How to Make Networking Work For You
If not properly managed, networking can be a necessary evil, both feared and ignored by many accountants, or a way to over schedule yourself into feeling busy, without actually having any quantifiable return to show for the time investment.
For me, networking sits somewhere in the middle where I now expect solid connections that stay with me as I continue to grow my career.
After a few years of owning my own consultancy and coming close to closing a decade of work as an accounting consultant, I’ve learned a few things that help focus my networking efforts, allowing me to balance my entrepreneur hat portfolio of boss/manager, sales person and technician.
In a nutshell, professional services consultants must find a balance. Unlike manufacturing companies or other product-driven sales organizations, our time is our product and we have to respect it accordingly.
There are a few different avenues to network. Finding your balance of different networking outlets is the first step.
General Networking Groups. General networking groups and events are everywhere. It takes some time to decide on the mix that will work for you. However, the upside to a general networking group or event lies in the exposure to completely new people. While some of these groups have a certain focus, others are pretty general. Some are paid, and others simply require the time to find them. Find Them Online: Meetup, BNI, library websites and chamber of commerce sites.
Thought Leader or Knowledge-based Networking. If you’ve ever been to a LinkedIn group or possibly coached as part of a group, you participated in a knowledge-based networking group. It’s a great way to meet prospective clients or other industry professionals and show value. I’ve made strong, long-term connections this way, both online and offline. Find Them Online: LinkedIn, MosaicHub and professional association websites.
Education-based Networking. Learning about something new can also lead to meeting new connections. This gives you an opportunity to develop strong long-term connections. Find Them Online: Score, SBA and local business development organization websites.
Social Networking. Ah, the Facebook pages and the Twitters. When it comes to social networking, your professional face becomes your personal one as well. Nowadays, the professional and personal networking lines keep crossing paths. If you aren’t comfortable with sharing personal details or events with your professional colleagues, you will want to be aware of your list, privacy, and other settings. Find Them Online: Facebook, Twitter and Google+.
Now that you have your basics down, how should you go about it?
Budget the hours you will spend on networking, and stick to it: Don’t attend every morning business meetup with a free continental attached, unless you just really like free breakfast. Try to expand your outlook and reach outside of your immediate circle. If a few meetings don’t result in a strong connection, contact, or referral, move onto another group. Shake it up a little, whether it be in geographic area or otherwise.
Know who you are out to meet: Whether you are out to meet colleagues, prospects, or just out to learn about a new topic, go to your networking event with a focus in mind.
Networking with related industries, such as banking professionals, small business marketing consultants and graphic designers, has its own unique potential.
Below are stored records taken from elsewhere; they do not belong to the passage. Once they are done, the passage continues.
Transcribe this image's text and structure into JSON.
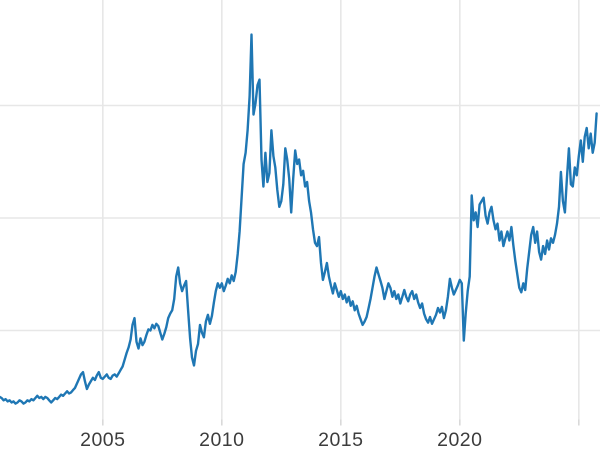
{
  "chart_data": {
    "type": "line",
    "title": "",
    "xlabel": "",
    "ylabel": "",
    "legend": null,
    "grid": true,
    "y_axis_labels_visible": false,
    "x_ticks": [
      {
        "year": 2005,
        "label": "2005"
      },
      {
        "year": 2010,
        "label": "2010"
      },
      {
        "year": 2015,
        "label": "2015"
      },
      {
        "year": 2020,
        "label": "2020"
      },
      {
        "year": 2025,
        "label": ""
      }
    ],
    "y_gridlines_relative_units": [
      1,
      2,
      3
    ],
    "xlim": [
      2000.68,
      2025.89
    ],
    "ylim_relative_units": [
      0.2,
      3.94
    ],
    "colors": {
      "line": "#1f77b4",
      "gridline": "#e7e7e7",
      "tick_mark": "#d9d9d9",
      "tick_label": "#3c3c3c",
      "background": "#ffffff"
    },
    "series": {
      "name": "price-line",
      "x_start_year": 2000.5833,
      "x_step_years": 0.0833333,
      "note": "y values in relative units; horizontal gridlines sit at 1, 2 and 3 (no numeric y labels visible in image)",
      "y_relative_units": [
        0.4,
        0.41,
        0.4,
        0.38,
        0.39,
        0.37,
        0.38,
        0.36,
        0.37,
        0.35,
        0.36,
        0.38,
        0.37,
        0.35,
        0.36,
        0.38,
        0.37,
        0.39,
        0.38,
        0.4,
        0.42,
        0.4,
        0.41,
        0.39,
        0.41,
        0.4,
        0.38,
        0.36,
        0.38,
        0.4,
        0.39,
        0.41,
        0.43,
        0.42,
        0.44,
        0.46,
        0.44,
        0.45,
        0.47,
        0.49,
        0.53,
        0.57,
        0.61,
        0.63,
        0.55,
        0.48,
        0.52,
        0.55,
        0.58,
        0.56,
        0.6,
        0.63,
        0.58,
        0.57,
        0.59,
        0.61,
        0.58,
        0.57,
        0.6,
        0.61,
        0.59,
        0.62,
        0.65,
        0.68,
        0.74,
        0.8,
        0.85,
        0.92,
        1.05,
        1.11,
        0.9,
        0.84,
        0.93,
        0.87,
        0.9,
        0.96,
        1.01,
        1.0,
        1.05,
        1.02,
        1.06,
        1.04,
        0.98,
        0.92,
        0.97,
        1.03,
        1.11,
        1.15,
        1.18,
        1.28,
        1.48,
        1.56,
        1.42,
        1.35,
        1.4,
        1.44,
        1.18,
        0.93,
        0.76,
        0.69,
        0.82,
        0.88,
        1.05,
        0.98,
        0.94,
        1.08,
        1.14,
        1.06,
        1.13,
        1.25,
        1.35,
        1.42,
        1.38,
        1.42,
        1.35,
        1.4,
        1.46,
        1.42,
        1.49,
        1.44,
        1.52,
        1.68,
        1.88,
        2.18,
        2.48,
        2.58,
        2.78,
        3.08,
        3.63,
        2.92,
        3.02,
        3.18,
        3.23,
        2.52,
        2.28,
        2.58,
        2.32,
        2.4,
        2.78,
        2.55,
        2.45,
        2.25,
        2.1,
        2.15,
        2.3,
        2.62,
        2.52,
        2.35,
        2.05,
        2.35,
        2.6,
        2.48,
        2.52,
        2.38,
        2.42,
        2.28,
        2.32,
        2.15,
        2.05,
        1.9,
        1.78,
        1.75,
        1.83,
        1.6,
        1.45,
        1.52,
        1.6,
        1.48,
        1.4,
        1.33,
        1.42,
        1.36,
        1.3,
        1.35,
        1.28,
        1.32,
        1.25,
        1.3,
        1.22,
        1.26,
        1.18,
        1.22,
        1.15,
        1.1,
        1.05,
        1.08,
        1.12,
        1.2,
        1.28,
        1.38,
        1.48,
        1.56,
        1.5,
        1.44,
        1.38,
        1.28,
        1.35,
        1.42,
        1.38,
        1.3,
        1.35,
        1.28,
        1.32,
        1.24,
        1.3,
        1.36,
        1.3,
        1.26,
        1.32,
        1.35,
        1.28,
        1.32,
        1.25,
        1.2,
        1.24,
        1.15,
        1.1,
        1.07,
        1.12,
        1.06,
        1.1,
        1.14,
        1.2,
        1.16,
        1.21,
        1.11,
        1.18,
        1.3,
        1.46,
        1.38,
        1.32,
        1.36,
        1.4,
        1.45,
        1.42,
        0.91,
        1.15,
        1.35,
        1.48,
        2.2,
        1.98,
        2.05,
        1.92,
        2.12,
        2.15,
        2.18,
        2.02,
        1.95,
        2.05,
        2.1,
        1.98,
        1.9,
        1.95,
        1.8,
        1.88,
        1.75,
        1.82,
        1.88,
        1.8,
        1.92,
        1.76,
        1.62,
        1.5,
        1.38,
        1.34,
        1.42,
        1.36,
        1.55,
        1.7,
        1.85,
        1.92,
        1.78,
        1.88,
        1.7,
        1.63,
        1.75,
        1.68,
        1.8,
        1.72,
        1.82,
        1.78,
        1.85,
        1.95,
        2.1,
        2.41,
        2.15,
        2.05,
        2.35,
        2.62,
        2.3,
        2.28,
        2.45,
        2.38,
        2.55,
        2.69,
        2.5,
        2.72,
        2.8,
        2.62,
        2.75,
        2.58,
        2.67,
        2.93
      ]
    }
  }
}
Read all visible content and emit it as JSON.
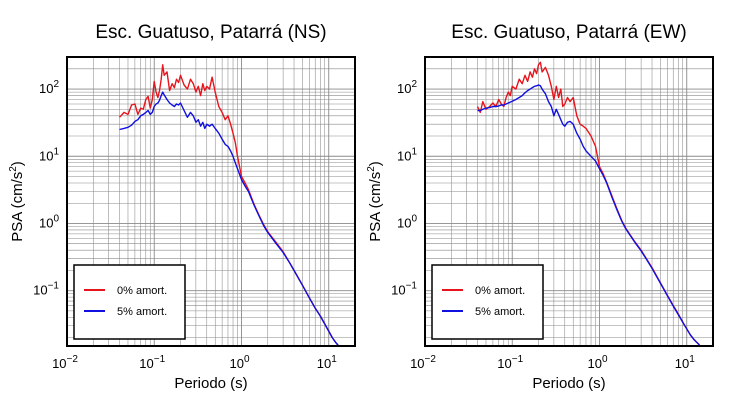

Not only are you meeting colleagues, but you are also meeting prospective clients through word of mouth.
In addition, don’t be afraid to ask a colleague, “Hey, I’m trying to find some x opportunities. Do you have any contacts or ideas?” A warm introduction is always preferred to a cold call, and most people like being asked for their opinion, and to help out.
Be a thought leader: Everyone should be a thought leader. We’ve entered an era where, in business at least, everyone is looking for an expert with an edge, and your unique ideas or approach will become your calling card. Develop some unique (keyword – unique) content and ideas, don’t be afraid to show your passion and voice, and be someone others can come to for advice.
Show and bring value: Networking is two-sided. It’s important to add value to a new networking relationship, and for it to be mutually beneficial. At the very least, it’s good to have a colleague to bounce ideas off of. Eventually, many networking contacts will fade away, but the truly valuable ones will always be there.
The idea is to have a nice mix of networking events that provide a balanced spread of exposure, knowledge-growth, and other benefits, without eating away your day. While you don’t want to introduce yourself with dollar signs in your eyes (we can all see them from a few hundred yards away, guys), walking into mutually beneficial and naturally fitting business relationships is always going to help your business and network grow.